Asking Questions in Chat
Chat is where you explore your data. Ask any question about your interactions in plain English and the AI Analytics Assistant generates a chart, graph, or written insight in response, then keep asking follow-up questions to go deeper.
Starting a new chat
- Open the Analytics Assistant and select New Chat.
- Type your question in the message box and send it.
- The assistant returns a visualization and a written summary answering your question.
When you open a new chat, you'll also see a few sample questions you can click to get started quickly.
Asking a good question
You can ask questions exactly as you'd phrase them to a colleague. A few examples:
- What are the top contact reasons driving escalations this week?
- How has our containment rate changed month over month?
- Which agents have the highest handle times on billing chats?

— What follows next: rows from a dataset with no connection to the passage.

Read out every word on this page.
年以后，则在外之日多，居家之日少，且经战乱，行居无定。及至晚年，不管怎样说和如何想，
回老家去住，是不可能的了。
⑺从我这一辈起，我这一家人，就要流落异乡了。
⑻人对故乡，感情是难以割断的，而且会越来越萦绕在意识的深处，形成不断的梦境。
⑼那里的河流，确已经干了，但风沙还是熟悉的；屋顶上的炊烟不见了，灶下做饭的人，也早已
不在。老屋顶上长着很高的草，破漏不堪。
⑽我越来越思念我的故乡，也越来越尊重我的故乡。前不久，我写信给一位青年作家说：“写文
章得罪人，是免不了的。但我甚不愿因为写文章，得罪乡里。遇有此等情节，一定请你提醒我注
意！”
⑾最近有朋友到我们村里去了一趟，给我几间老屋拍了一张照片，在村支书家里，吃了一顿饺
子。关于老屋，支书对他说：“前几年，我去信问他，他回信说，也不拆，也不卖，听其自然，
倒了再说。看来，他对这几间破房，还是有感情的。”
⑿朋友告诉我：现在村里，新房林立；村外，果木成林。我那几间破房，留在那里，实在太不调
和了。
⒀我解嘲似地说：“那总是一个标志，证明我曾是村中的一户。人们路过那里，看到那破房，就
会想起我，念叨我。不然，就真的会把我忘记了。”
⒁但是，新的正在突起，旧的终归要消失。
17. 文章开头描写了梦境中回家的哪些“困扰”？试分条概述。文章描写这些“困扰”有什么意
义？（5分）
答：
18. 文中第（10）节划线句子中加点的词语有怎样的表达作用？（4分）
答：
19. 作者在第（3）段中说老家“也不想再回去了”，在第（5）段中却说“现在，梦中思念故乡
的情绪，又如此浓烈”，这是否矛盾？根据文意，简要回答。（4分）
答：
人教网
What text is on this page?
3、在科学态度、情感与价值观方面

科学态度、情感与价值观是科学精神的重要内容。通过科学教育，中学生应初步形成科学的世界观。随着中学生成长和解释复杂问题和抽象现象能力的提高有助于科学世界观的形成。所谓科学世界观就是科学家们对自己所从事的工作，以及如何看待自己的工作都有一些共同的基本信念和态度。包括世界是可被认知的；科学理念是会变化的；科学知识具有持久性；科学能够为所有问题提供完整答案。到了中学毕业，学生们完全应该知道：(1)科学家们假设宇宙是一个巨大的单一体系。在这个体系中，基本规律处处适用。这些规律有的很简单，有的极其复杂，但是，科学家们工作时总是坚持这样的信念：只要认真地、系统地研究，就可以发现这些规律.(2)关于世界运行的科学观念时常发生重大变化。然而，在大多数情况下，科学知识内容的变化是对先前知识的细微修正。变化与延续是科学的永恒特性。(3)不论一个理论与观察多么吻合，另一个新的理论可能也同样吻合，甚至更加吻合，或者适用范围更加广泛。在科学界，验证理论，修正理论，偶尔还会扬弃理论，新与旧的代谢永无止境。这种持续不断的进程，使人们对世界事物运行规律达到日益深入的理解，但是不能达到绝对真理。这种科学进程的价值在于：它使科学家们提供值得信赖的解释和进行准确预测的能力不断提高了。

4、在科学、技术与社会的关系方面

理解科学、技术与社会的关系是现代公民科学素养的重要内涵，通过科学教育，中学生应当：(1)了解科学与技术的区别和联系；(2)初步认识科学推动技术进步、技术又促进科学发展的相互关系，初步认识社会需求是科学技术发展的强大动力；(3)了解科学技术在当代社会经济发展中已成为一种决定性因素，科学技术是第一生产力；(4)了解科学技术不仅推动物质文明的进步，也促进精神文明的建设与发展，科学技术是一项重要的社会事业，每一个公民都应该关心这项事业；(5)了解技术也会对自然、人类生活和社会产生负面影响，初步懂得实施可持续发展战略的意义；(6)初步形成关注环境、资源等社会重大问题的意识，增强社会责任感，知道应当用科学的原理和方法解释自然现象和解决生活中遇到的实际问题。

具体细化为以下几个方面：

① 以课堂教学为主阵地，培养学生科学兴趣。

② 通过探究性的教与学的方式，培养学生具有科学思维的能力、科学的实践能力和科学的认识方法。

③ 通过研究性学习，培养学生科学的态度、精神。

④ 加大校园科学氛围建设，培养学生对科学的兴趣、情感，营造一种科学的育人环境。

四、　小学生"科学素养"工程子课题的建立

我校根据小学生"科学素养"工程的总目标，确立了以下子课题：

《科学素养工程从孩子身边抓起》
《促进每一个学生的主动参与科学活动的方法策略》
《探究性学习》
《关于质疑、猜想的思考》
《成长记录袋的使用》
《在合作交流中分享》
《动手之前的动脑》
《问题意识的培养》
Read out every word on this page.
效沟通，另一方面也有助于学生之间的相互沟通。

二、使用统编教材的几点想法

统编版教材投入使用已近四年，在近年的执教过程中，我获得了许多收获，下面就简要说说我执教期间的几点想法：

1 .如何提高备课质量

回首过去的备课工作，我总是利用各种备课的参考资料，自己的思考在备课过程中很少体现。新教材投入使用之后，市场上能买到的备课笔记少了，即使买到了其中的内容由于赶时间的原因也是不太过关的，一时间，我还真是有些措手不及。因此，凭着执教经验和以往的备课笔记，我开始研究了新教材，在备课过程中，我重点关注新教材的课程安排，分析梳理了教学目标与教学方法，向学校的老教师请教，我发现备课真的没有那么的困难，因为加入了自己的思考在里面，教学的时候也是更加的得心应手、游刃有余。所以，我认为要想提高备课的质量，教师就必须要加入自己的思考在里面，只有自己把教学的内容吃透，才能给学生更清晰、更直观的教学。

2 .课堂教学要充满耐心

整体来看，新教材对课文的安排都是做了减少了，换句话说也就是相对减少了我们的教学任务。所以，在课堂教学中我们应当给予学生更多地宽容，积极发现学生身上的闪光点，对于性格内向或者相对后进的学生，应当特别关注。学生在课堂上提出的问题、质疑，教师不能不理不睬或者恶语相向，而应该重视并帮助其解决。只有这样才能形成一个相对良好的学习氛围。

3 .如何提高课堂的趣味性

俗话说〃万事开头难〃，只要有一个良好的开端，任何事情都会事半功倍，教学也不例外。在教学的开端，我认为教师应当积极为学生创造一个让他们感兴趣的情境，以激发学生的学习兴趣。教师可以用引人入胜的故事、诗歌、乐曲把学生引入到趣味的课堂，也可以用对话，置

- Where are customers experiencing the most friction in our bot?
- What's our deflection rate this quarter?
- Which chat topics are most associated with negative sentiment?
Tips for better answers
- Name the channel or bot. If you have several channels, mention which one you mean, for example "top 10 contact reasons for the bot" or "resolution time for helpdesk tickets." Without that context, the assistant looks across all available data.
- Be specific about the time frame. Phrases like "this week," "last quarter," or "month over month" help the assistant scope the answer.
- Ask for the chart type you want. You can request a specific chart, for example "show this as a bar chart." Bar charts work especially well for dashboards and exported slides.
- Follow up. Treat it like a conversation. After an answer, ask "break that down by subcategory" or "now show only high-priority tickets."
Saving an answer
When you get an answer worth keeping, pin it to a dashboard so your team can see it without re-asking. See Pinning Questions to a Dashboard.
Browsing past chats
Your previous conversations are saved, so you can revisit a question and its answer at any time from your chat history.